Pakistan marks its first step towards organic cotton supply chain

The certification of Pakistan’s first organic cotton bale has been the major breakthrough event in the country’s cotton sector, marking the first step towards the potential development of an organic cotton supply chain in the South Asian country. Pakistan is the fifth largest producer of cotton in the world and the third largest exporter of raw cotton, has achieved this milestone which is the aftermath of an initiative launched in Baluchistan about four years ago by C&A and WWF-Pakistan in partnership with the Directorate of Agriculture Extension of Baluchistan.

WWF-Pakistan with funding support from C&A foundation has been working with Baluchistan’s Directorate of Agriculture Extension since 2015 on a programme to promote organic cotton cultivation amongst small and marginal tribal farmers. Through this alliance, around 4000 smallholder farmers have been trained and are now able to see the fruits of their labor.
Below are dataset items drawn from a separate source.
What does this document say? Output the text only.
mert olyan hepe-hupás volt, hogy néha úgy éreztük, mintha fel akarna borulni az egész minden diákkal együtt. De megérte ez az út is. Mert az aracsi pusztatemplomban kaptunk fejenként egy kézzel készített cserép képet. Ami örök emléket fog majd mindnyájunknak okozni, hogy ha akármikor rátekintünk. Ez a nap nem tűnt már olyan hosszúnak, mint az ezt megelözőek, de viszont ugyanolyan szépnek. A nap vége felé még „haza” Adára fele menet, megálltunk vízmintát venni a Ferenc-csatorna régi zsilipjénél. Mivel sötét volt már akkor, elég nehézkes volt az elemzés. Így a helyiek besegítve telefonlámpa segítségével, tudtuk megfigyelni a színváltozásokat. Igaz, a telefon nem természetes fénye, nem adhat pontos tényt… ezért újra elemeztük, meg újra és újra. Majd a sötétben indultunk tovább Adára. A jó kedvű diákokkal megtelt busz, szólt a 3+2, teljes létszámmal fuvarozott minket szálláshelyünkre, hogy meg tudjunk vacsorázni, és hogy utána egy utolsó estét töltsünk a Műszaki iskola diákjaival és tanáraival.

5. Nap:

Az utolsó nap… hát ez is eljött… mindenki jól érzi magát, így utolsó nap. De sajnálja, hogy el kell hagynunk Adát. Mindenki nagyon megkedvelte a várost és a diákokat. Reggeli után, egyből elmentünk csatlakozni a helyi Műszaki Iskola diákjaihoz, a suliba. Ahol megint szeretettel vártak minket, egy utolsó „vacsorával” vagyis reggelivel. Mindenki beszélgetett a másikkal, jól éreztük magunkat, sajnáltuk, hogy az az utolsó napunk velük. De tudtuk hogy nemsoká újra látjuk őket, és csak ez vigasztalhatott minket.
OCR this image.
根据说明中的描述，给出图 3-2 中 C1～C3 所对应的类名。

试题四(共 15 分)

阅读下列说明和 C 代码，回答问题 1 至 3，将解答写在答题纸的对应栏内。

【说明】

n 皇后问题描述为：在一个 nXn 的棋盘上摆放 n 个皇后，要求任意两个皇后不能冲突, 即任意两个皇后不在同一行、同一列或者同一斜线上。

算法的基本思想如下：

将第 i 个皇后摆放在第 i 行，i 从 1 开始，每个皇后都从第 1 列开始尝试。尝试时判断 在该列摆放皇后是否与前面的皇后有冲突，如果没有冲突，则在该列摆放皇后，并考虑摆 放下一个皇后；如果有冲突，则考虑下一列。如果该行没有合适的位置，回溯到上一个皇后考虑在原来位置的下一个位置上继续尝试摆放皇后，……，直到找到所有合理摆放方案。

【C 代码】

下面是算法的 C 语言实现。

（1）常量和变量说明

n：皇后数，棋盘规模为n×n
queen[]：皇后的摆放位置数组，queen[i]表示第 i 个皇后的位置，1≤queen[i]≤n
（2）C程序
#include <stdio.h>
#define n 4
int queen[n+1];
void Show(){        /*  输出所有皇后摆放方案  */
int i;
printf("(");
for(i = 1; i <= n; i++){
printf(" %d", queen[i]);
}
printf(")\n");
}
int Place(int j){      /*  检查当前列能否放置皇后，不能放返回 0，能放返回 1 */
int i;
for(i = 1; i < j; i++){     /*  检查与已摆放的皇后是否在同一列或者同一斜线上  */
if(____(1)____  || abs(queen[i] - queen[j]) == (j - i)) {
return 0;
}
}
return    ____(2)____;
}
“This is a landmark moment for the cotton sector in the country and we applaud the farmers in making this happen. While there is still more to be done in addressing the challenges related to non-GMO seeds and certification infrastructure, we believe that this is a promising start to the scale-up of organic cotton in Pakistan.” – Anita Chester, Head of Sustainable Raw Materials, C&A Foundation.

It is worth noting that Organic cotton is grown without using any chemical fertilizers or pesticides and is cultivated on land that is detoxified from residues of chemical fertilizers and pesticides over a period of at least three years. Furthermore, the seeds that are used to grow organic cotton are not genetically modified and are kept clean from chemical impurities during processing and packaging. If the cotton crop produced adheres to the standards of organic cotton farming in its initial two years it is known as in conversion cotton. By the third year, the yield is certified as organic cotton.